The lawsuit represents a public test of Oracle’s cloud strategy and its ability to execute on this strategy. “Defendants attributed this growth to supposedly legitimate factors, such as the superiority of Oracle’s products and sales teams, while rebuffing any questions about whether Oracle engaged in aggressive sales tactics to boost its new revenue stream,” said the class action filing.

Although the lawsuit concerns a drop in the share price arising from a gap between Oracle’s stated trajectory for cloud take-up and actual renewable cloud subscriptions, the filing appears to illustrate a sales tactic used by Oracle on its existing customers.

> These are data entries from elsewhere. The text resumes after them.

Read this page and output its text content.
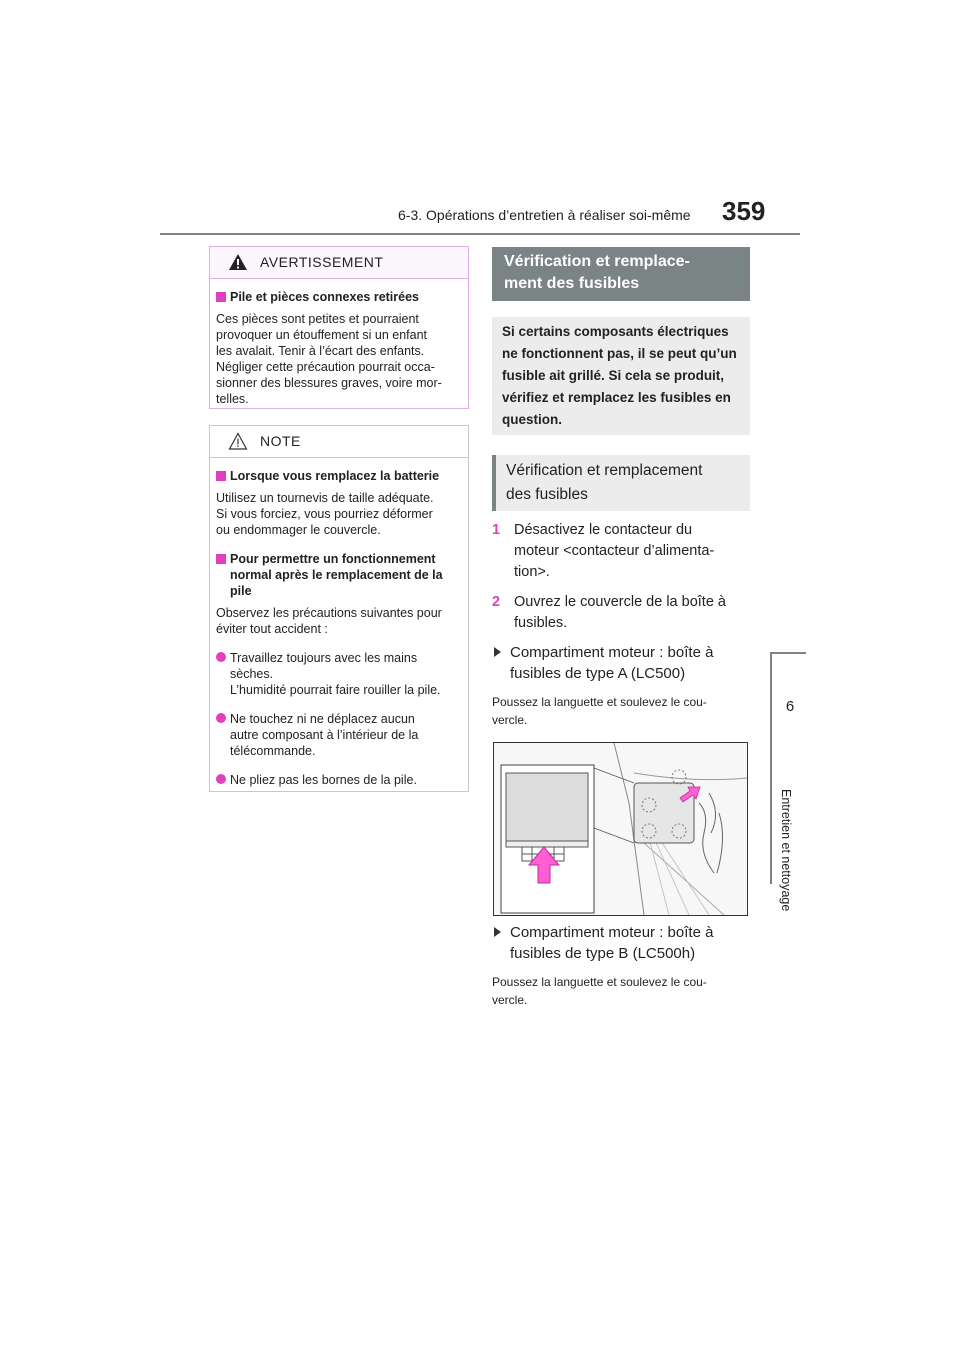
6-3. Opérations d’entretien à réaliser soi-même 359
6
Entretien et nettoyage
AVERTISSEMENT
Pile et pièces connexes retirées
Ces pièces sont petites et pourraient
provoquer un étouffement si un enfant
les avalait. Tenir à l’écart des enfants.
Négliger cette précaution pourrait occa-
sionner des blessures graves, voire mor-
telles.
NOTE
Lorsque vous remplacez la batterie
Utilisez un tournevis de taille adéquate.
Si vous forciez, vous pourriez déformer
ou endommager le couvercle.
Pour permettre un fonctionnement
normal après le remplacement de la
pile
Observez les précautions suivantes pour
éviter tout accident :
Travaillez toujours avec les mains
sèches.
L’humidité pourrait faire rouiller la pile.
Ne touchez ni ne déplacez aucun
autre composant à l’intérieur de la
télécommande.
Ne pliez pas les bornes de la pile.
Vérification et remplace-
ment des fusibles
Si certains composants électriques
ne fonctionnent pas, il se peut qu’un
fusible ait grillé. Si cela se produit,
vérifiez et remplacez les fusibles en
question.
Vérification et remplacement
des fusibles
1 Désactivez le contacteur du
moteur <contacteur d’alimenta-
tion>.
2 Ouvrez le couvercle de la boîte à
fusibles.
Compartiment moteur : boîte à
fusibles de type A (LC500)
Poussez la languette et soulevez le cou-
vercle.
Compartiment moteur : boîte à
fusibles de type B (LC500h)
Poussez la languette et soulevez le cou-
vercle.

In a recent post on Itam Review covering revelations in the court filing, Gibbons wrote: “The evidence listed in the suit appears quite damning and certainly paints what appears to be a very clear picture of Oracle using audits and discounts to coerce customers into purchasing cloud they didn’t want, all to artificially inflate its cloud revenue numbers.”

As Computer Weekly has noted previously, it is not uncommon for enterprise software companies to bundle cloud subscriptions with on-premise licences and offer attractive upgrades to their cloud services. But the Union Asset Management Holdings class action means Oracle may have to substantiate the extent of its cloud business beyond Ellison’s rhetoric.